Her follow-up novels cemented her position as one of the most interesting and popular Polish writers, widely appreciated by literary critics and readers alike. The author was nominated numerous times for the Nike Literary Award (and each time she recei ved the Audience Award), and in 2008 she managed to win the Jury Award, thanks to Bieguni (The Runners). She is also a laureate of the Passport Award of the ‘Polityka’ weekly, the Kościelski Prize and the Vilenica International Literary Prize. In 2010 she was presented with the Silver Medal for Merit to Culture – Gloria Artis.

Books written by Olga Tokarczuk have been translated into German, English, French, Spanish, Hungarian, Lithuanian, Czech, Danish, Estonian, Serbian, Swedish, and Italian. Several theatrical plays, including the Television Theatre, as well as a film (Żurek, 2003) directed by Ryszard Brylski) were based on her prose. The writer conducted writing workshops at the Literary and Artistic School of the Jagiellonian University in Krakow. Her works are characterised by inspirations based on psychological and anthropological theories, which form a basis for boundless imagination.
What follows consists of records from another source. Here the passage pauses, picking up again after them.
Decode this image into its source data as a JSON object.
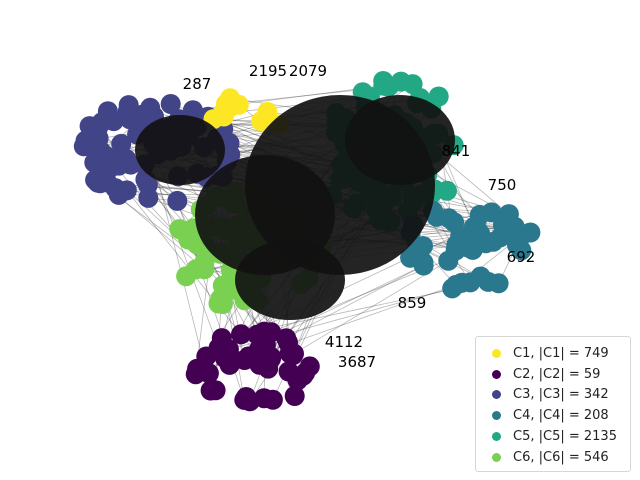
{
  "colors": {
    "C1": "#fde725",
    "C2": "#440154",
    "C3": "#414487",
    "C4": "#2a788e",
    "C5": "#22a884",
    "C6": "#7ad151",
    "edge": "#333333",
    "label": "#000000"
  },
  "legend": [
    {
      "key": "C1",
      "label": "C1, |C1| = 749"
    },
    {
      "key": "C2",
      "label": "C2, |C2| = 59"
    },
    {
      "key": "C3",
      "label": "C3, |C3| = 342"
    },
    {
      "key": "C4",
      "label": "C4, |C4| = 208"
    },
    {
      "key": "C5",
      "label": "C5, |C5| = 2135"
    },
    {
      "key": "C6",
      "label": "C6, |C6| = 546"
    }
  ],
  "visible_labels": [
    {
      "text": "2195",
      "community": "C1"
    },
    {
      "text": "2079",
      "community": "C1"
    },
    {
      "text": "287",
      "community": "C3"
    },
    {
      "text": "841",
      "community": "C4"
    },
    {
      "text": "750",
      "community": "C4"
    },
    {
      "text": "692",
      "community": "C4"
    },
    {
      "text": "859",
      "community": "C4"
    },
    {
      "text": "4112",
      "community": "C2"
    },
    {
      "text": "3687",
      "community": "C2"
    }
  ]
}
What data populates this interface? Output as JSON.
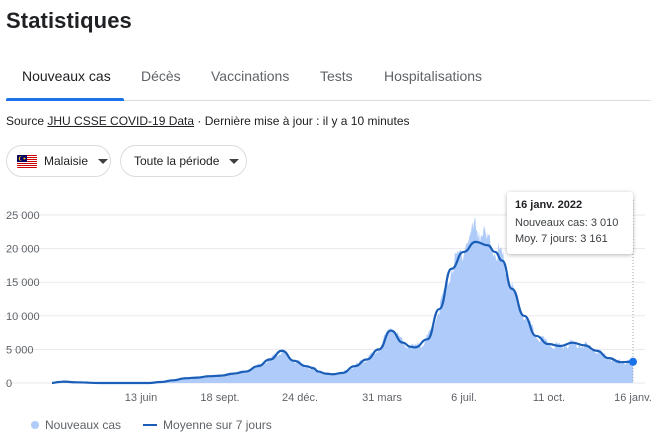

In the magically transformed world, the elements of reality mix up with fiction, forming a space for philosophical questions.

Apart from the novels, the writer released short story collections: Playing on Many Drums (2001), The Last Stories (2004), as well as essays – The Doll and the Pearl (2000), which is a new re-reading of Bolesław Prus’ 19th century novel, and The Moment of the Bear (2012), in which the artist gets involved in ecological, pacifist and feminist movement, as well as defence of human rights as a member of the Zieloni 2004 party. In 2014, her latest novel – The Books of Jacob – was released. In 2015, the book was awarded the Nike Award. The novel’s plot takes the readers back to the 17th century Podolia, and the protagonist of the story is the Jewish mystic and religious reformer, Jacob Frank.

In 2019 Olga Tokarczuk was awarded the Nobel Prize in Literaturefor 2018 “for a narrative imagination that with encyclopedic passion represents the crossing of boundaries as a form of life.”